Implementing effective SEL classroom practices requires an approach that is intentional in nurturing safe and healthy relationships between faculty and students. This section provides recommendations and tools for how to achieve this in higher education environments.
Image source: Canva.com
- Using the RULER Method Within Higher Ed: A systemic approach to achieving SEL in Higher Education.
- Developed by the Yale Center for Emotional Intelligence (YCEI), the RULER method is a systemic approach to inform educators on how to bolster emotional intelligence within the classroom. This method equips individuals of all ages with SEL skills that champion emotional intelligence to create a more equitable, positive, and inclusive society.
- The Yale Center for Emotional Intelligence dissects the RULER acronym the following way:
- Recognizing emotions in oneself and others.
- Understanding the causes and consequences of emotions.
- Labeling emotions with a nuanced vocabulary.
- Expressing emotions in accordance with cultural norms and social context.
- Regulating emotions with helpful strategies.
- While the RULER approach can be employed in K-12 instruction, it is also applicable to higher education by enabling students and faculty members to become more self-aware of their emotions. Emotions tend to have a large impact on cognitive and noncognitive skills that are critical in the classroom, including, but not limited to: attentiveness, learning and memory, performance outcomes, mental health, and fostering positive relationships. (See: What is RULER?) Thus, the RULER method establishes a framework that informs how faculty and staff make decisions pertaining to students’ social and emotional needs.
- Accordingly, the RULER tools highlighted by YCEI are the following:
- Charter: Builds and sustains positive emotional climates by creating established norms for how people want to feel and how they can help each other to experience those feelings. Some examples include:
- Mood Meter: Enhances self and social awareness and supports the development of a nuanced emotion vocabulary and a range of strategies for regulating emotion. Students select how they feel on the mood meter based on their emotions. A Mood Meter app is also available. Applications to higher education may include:
- Incorporating various activities before, during, and after class that help students self-identify their own emotions, and instructors capture such emotions and subsequently consider which classroom activities to implement.
- “How are you feeling?” questionnaires or one-word responses to read the room before class. This approach provides an outlet for students to let the professor know if something is indeed in their mind. This is also a good icebreaker to assess class morale and teach material while being cognizant of how students feel in your classroom. Instructors may insert the words into a word cloud.
- Example: At the beginning of class an instructor uses a poll to ask all students to submit one word describing how they are feeling at the present moment. The instructor integrates responses into a word cloud through the polling software and shares it with the class. They discover that a lot of their students are feeling overwhelmed, so they dedicate time at the beginning of the class to validate students’ emotions.

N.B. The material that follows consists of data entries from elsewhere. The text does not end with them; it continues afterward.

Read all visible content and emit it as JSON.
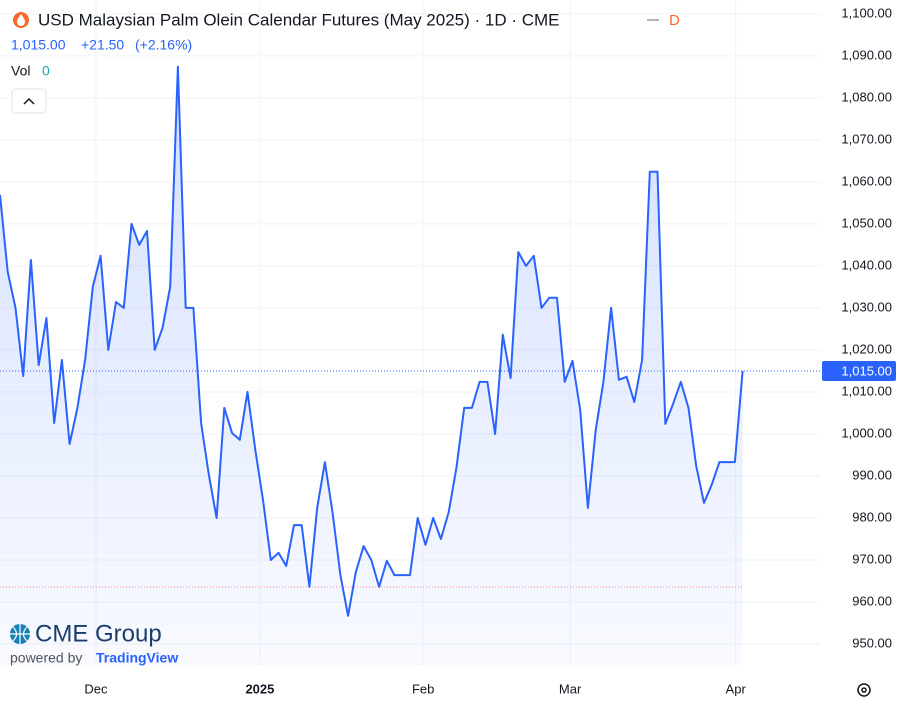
{
  "chart_data": {
    "type": "area",
    "title": "USD Malaysian Palm Olein Calendar Futures (May 2025) · 1D · CME",
    "interval_badge": "D",
    "quote": {
      "price": "1,015.00",
      "change": "+21.50",
      "change_pct": "(+2.16%)"
    },
    "volume": {
      "label": "Vol",
      "value": "0"
    },
    "logo": {
      "brand": "CME Group",
      "powered": "powered by",
      "provider": "TradingView"
    },
    "color": "#2962ff",
    "x": [
      0,
      1,
      2,
      3,
      4,
      5,
      6,
      7,
      8,
      9,
      10,
      11,
      12,
      13,
      14,
      15,
      16,
      17,
      18,
      19,
      20,
      21,
      22,
      23,
      24,
      25,
      26,
      27,
      28,
      29,
      30,
      31,
      32,
      33,
      34,
      35,
      36,
      37,
      38,
      39,
      40,
      41,
      42,
      43,
      44,
      45,
      46,
      47,
      48,
      49,
      50,
      51,
      52,
      53,
      54,
      55,
      56,
      57,
      58,
      59,
      60,
      61,
      62,
      63,
      64,
      65,
      66,
      67,
      68,
      69,
      70,
      71,
      72,
      73,
      74,
      75,
      76,
      77,
      78,
      79,
      80,
      81,
      82,
      83,
      84,
      85,
      86,
      87,
      88,
      89,
      90,
      91,
      92,
      93,
      94,
      95,
      96
    ],
    "values": [
      1056.9,
      1038.6,
      1030,
      1013.8,
      1041.4,
      1016.4,
      1027.6,
      1002.6,
      1017.6,
      997.6,
      1006.2,
      1017.6,
      1035,
      1042.4,
      1020,
      1031.4,
      1030,
      1050,
      1045,
      1048.3,
      1020,
      1025.2,
      1035,
      1087.4,
      1030,
      1030,
      1002.6,
      990.2,
      980,
      1006.2,
      1000.2,
      998.6,
      1010,
      996.2,
      984.3,
      970,
      971.7,
      968.6,
      978.3,
      978.3,
      963.6,
      982.4,
      993.3,
      981.2,
      966.4,
      956.7,
      967.1,
      973.3,
      970,
      963.6,
      969.8,
      966.4,
      966.4,
      966.4,
      980,
      973.6,
      980,
      975,
      981.4,
      991.9,
      1006.2,
      1006.2,
      1012.4,
      1012.4,
      1000,
      1023.6,
      1013.3,
      1043.3,
      1040,
      1042.4,
      1030,
      1032.4,
      1032.4,
      1012.4,
      1017.4,
      1005.7,
      982.4,
      1000.9,
      1012.4,
      1030,
      1012.9,
      1013.6,
      1007.6,
      1017.6,
      1062.4,
      1062.4,
      1002.4,
      1007.1,
      1012.4,
      1006.2,
      992.4,
      983.6,
      987.9,
      993.3,
      993.3,
      993.3,
      1015
    ],
    "price_tag": {
      "value": 1015,
      "label": "1,015.00"
    },
    "baseline": 963.6,
    "xlim": [
      0,
      106
    ],
    "xticks": [
      {
        "value": 12.4,
        "label": "Dec"
      },
      {
        "value": 33.6,
        "label": "2025"
      },
      {
        "value": 54.7,
        "label": "Feb"
      },
      {
        "value": 73.7,
        "label": "Mar"
      },
      {
        "value": 95.1,
        "label": "Apr"
      }
    ],
    "ylim": [
      945,
      1103.3
    ],
    "yticks": [
      {
        "value": 950,
        "label": "950.00"
      },
      {
        "value": 960,
        "label": "960.00"
      },
      {
        "value": 970,
        "label": "970.00"
      },
      {
        "value": 980,
        "label": "980.00"
      },
      {
        "value": 990,
        "label": "990.00"
      },
      {
        "value": 1000,
        "label": "1,000.00"
      },
      {
        "value": 1010,
        "label": "1,010.00"
      },
      {
        "value": 1020,
        "label": "1,020.00"
      },
      {
        "value": 1030,
        "label": "1,030.00"
      },
      {
        "value": 1040,
        "label": "1,040.00"
      },
      {
        "value": 1050,
        "label": "1,050.00"
      },
      {
        "value": 1060,
        "label": "1,060.00"
      },
      {
        "value": 1070,
        "label": "1,070.00"
      },
      {
        "value": 1080,
        "label": "1,080.00"
      },
      {
        "value": 1090,
        "label": "1,090.00"
      },
      {
        "value": 1100,
        "label": "1,100.00"
      }
    ],
    "grid": true
  }
}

- Meta-Moment: Provides a process for responding to emotional situations with strategies that align with one’s best self and that support healthy relationships and personal well-being. These may include incorporating:
- Self-care days/reflections around mid-term and final season where students have a channel to ground themselves and hold space for their thoughts and interpretations of class material and current events. A recommendation is to not assign heavy-load tasks around self-care days.
- Example: While designing a course, the instructor paces the class so that the workload is lighter during midterms and students have opportunities to engage in self-care, study and reflect on their learning. The instructor also integrates mindfulness during class sessions during this time where students may be experiencing more stressors.
- Blueprint: Supports the development of empathy and conflict resolution skills by serving as a guide for reflecting on conflict and restoring affected communities.
- In order to use the Blueprint tool, consider incorporating classroom activities that foster community in the classroom. The SEL Methods area has plenty of resources that aim to alleviate student anxiety and can be intertwined with classroom instruction.